• Issue
  • Feb 28, 2020

Seoul: Heecheon Kim: Deep in the Forking Tanks

HEECHEON KIM, Deep in the Forking Tanks, 2019, still from video installation with color and stereo: 41 min. Courtesy the artist.

Heecheon Kim
Deep in the Forking Tanks
Art Sonje Center
Seoul

Featuring a single, monolithic screen with the video projected onto its center, the exhibition commenced with a disorienting, pitch-black corridor illuminated by a sparse row of minute lightbulbs on the ground. Such immersive darkness was hardly unprecedented or inventive, but it was a remarkably well-executed formal device that served as an apt prelude to Kim’s submarine forays. The video introduces sensory-deprivation tanks—pod-shaped structures that are impervious to external stimuli and filled with body-temperature saltwater that allows the supine user inside to float effortlessly—as sites where multiple registers of sensory confusion are possible. In his characteristically juvenile voice, Kim reads from a Spanish text outlining the effects of these tanks on the human body: Blinking extremely slowly within the tank can induce a disjunction between the sense of sight and movements of the eye. A diver deep in the ocean might have a similar experience should her lights start to malfunction.

And yet such sensory entanglements are not merely hypothetical. The narrator’s initial monologue is followed by his own account of searching for the remains of a colleague who went missing in the ocean. During a simulated underwater training scenario constructed from the day she disappeared, Kim experiences acute physical trauma as his body presumes that the situation is real. In another sequence, Kim confesses to a friend that portions of the training session that he cannot recall feel as if they are his actual experienced past. Interspersed throughout the video are a series of digitally feminized, pixelated video selfies of the artist standing in a bathroom and roaming around parks, further complicating the already porous boundaries between the real and the virtual. Jumbled perception deep in the tanks therefore extends into a metaphor for the human experience in the age of manipulable reality.

Halfway through the video, Kim introduces a devoted group of Mexican K-pop fans, for whom re-enacting the regimented, synchronized choreography of Korean bands offers an opportunity to “leave their bodies.” The fan club declares a “Day of Automation,” involving an uncanny, flash-mob-style performance in which the amateur troupe replicates the slick, quasi-militaristic moves of their idols in front of a Pizza Hut during a hail storm in Mexico City.
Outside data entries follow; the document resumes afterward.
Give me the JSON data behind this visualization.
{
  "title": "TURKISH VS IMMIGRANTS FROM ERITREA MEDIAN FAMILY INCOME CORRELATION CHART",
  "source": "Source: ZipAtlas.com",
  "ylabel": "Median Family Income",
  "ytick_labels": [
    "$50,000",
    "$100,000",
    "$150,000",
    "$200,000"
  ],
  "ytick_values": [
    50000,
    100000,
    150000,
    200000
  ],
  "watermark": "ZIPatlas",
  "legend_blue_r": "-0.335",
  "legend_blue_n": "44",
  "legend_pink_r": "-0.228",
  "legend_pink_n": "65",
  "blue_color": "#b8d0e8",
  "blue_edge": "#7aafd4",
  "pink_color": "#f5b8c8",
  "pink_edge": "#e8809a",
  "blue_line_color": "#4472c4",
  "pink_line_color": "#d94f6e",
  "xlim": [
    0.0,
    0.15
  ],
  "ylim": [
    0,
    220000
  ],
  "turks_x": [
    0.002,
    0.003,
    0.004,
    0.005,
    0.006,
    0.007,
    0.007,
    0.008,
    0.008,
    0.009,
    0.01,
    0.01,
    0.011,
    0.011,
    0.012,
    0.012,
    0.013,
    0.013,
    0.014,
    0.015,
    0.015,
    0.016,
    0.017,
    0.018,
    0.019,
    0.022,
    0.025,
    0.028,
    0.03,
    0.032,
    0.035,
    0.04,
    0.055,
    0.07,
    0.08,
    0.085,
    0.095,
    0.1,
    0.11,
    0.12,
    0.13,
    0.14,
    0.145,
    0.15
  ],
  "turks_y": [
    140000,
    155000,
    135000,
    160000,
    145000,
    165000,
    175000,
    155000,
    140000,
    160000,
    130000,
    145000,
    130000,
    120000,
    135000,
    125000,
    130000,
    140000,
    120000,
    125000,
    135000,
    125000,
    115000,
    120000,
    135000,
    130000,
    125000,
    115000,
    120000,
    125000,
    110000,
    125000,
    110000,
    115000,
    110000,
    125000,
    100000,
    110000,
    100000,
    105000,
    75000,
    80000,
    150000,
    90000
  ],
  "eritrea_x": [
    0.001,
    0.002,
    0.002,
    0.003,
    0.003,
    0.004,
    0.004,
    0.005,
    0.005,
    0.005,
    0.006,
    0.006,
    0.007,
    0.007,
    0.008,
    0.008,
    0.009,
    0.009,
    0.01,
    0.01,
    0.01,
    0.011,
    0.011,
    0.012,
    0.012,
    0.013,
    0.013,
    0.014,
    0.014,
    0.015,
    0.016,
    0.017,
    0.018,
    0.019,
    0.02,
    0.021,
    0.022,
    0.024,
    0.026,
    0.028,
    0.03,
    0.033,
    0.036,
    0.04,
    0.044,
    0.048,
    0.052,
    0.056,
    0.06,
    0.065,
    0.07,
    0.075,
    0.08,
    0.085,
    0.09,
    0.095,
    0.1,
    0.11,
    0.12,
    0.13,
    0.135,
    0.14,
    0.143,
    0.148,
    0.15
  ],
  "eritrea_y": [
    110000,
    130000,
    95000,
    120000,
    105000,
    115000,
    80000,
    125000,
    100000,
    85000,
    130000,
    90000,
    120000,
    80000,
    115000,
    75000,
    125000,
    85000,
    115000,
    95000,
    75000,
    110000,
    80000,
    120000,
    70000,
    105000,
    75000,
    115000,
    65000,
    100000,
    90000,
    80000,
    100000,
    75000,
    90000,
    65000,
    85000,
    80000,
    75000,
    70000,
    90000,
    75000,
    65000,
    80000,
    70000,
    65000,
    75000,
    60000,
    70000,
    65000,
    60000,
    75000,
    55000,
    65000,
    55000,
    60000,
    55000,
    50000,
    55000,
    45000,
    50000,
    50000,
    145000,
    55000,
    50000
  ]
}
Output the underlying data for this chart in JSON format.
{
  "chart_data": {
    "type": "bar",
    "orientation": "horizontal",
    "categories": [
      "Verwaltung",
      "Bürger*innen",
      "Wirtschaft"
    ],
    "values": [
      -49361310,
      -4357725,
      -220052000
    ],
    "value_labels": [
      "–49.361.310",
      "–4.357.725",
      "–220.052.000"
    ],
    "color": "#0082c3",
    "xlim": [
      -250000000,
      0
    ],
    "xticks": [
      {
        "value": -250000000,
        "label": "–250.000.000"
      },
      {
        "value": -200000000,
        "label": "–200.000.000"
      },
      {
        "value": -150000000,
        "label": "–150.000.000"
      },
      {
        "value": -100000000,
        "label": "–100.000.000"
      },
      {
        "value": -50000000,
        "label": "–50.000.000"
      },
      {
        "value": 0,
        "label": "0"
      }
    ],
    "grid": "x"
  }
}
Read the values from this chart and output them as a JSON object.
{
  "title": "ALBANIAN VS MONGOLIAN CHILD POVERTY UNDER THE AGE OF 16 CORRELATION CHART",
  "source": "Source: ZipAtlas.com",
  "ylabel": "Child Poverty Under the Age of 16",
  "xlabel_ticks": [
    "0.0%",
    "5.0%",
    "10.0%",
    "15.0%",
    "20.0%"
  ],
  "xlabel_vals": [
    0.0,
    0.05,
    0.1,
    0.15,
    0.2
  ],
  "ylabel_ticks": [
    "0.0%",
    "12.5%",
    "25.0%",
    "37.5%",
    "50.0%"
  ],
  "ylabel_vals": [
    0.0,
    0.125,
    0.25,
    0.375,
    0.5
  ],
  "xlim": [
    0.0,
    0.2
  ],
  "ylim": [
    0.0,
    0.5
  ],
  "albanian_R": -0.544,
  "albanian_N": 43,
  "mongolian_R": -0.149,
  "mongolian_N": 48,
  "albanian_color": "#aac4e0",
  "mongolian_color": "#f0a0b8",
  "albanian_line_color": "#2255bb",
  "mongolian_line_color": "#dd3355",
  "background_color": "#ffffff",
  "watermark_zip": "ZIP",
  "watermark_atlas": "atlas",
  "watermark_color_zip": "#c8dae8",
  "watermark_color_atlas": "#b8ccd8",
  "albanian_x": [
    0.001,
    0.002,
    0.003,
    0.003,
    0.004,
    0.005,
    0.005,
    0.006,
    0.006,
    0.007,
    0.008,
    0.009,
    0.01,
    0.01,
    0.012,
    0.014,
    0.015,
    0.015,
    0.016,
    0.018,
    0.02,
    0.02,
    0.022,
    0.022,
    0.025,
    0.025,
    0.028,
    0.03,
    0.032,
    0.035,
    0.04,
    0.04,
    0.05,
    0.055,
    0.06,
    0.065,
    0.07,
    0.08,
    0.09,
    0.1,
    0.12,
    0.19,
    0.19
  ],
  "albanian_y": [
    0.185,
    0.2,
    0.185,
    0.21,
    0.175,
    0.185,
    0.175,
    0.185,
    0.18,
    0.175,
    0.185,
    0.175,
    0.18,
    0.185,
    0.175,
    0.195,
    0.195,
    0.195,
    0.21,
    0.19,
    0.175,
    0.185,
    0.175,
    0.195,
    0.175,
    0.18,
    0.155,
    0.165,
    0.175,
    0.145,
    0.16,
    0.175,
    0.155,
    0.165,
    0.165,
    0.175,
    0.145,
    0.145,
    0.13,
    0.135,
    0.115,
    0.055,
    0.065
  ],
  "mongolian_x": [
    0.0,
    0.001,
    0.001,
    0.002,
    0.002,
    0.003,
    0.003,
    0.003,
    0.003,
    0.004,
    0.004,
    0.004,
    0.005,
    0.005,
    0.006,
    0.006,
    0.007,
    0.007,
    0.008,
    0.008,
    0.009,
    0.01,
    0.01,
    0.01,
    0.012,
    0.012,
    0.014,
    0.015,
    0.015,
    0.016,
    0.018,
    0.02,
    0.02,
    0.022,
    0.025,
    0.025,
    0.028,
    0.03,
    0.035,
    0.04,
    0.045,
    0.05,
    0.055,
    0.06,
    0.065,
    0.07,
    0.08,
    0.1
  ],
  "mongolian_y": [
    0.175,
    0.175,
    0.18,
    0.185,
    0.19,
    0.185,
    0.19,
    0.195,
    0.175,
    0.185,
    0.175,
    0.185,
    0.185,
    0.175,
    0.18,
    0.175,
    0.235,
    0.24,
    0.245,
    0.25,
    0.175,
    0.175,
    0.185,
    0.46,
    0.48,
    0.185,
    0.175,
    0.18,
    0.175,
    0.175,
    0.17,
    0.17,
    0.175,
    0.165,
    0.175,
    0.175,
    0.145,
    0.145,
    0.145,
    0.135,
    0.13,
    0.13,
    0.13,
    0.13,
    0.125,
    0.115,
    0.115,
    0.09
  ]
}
Their fanatic movements are an attempt to push the sensations of the body to the point where reality and representation can no longer be distinguished, as if merging with the digitally mediated world of their favorite K-pop videos. To trace the validity of such extreme physical conditions is a tricky endeavor, as few would be able to attest to the experience of perceptual disorder in a sensory-deprivation tank, let alone the near-impossible task of utterly losing bodily sensations through mirroring the impeccable moves of K-pop stars. And yet by grounding his work in the perceptual realm, Kim reminds us that our experiences of technology are still decidedly physical, despite the recurrent focus on the virtual sphere in recent artistic production. After all, even at the onset of the new decade, we still touch, swipe, and scroll through our screens.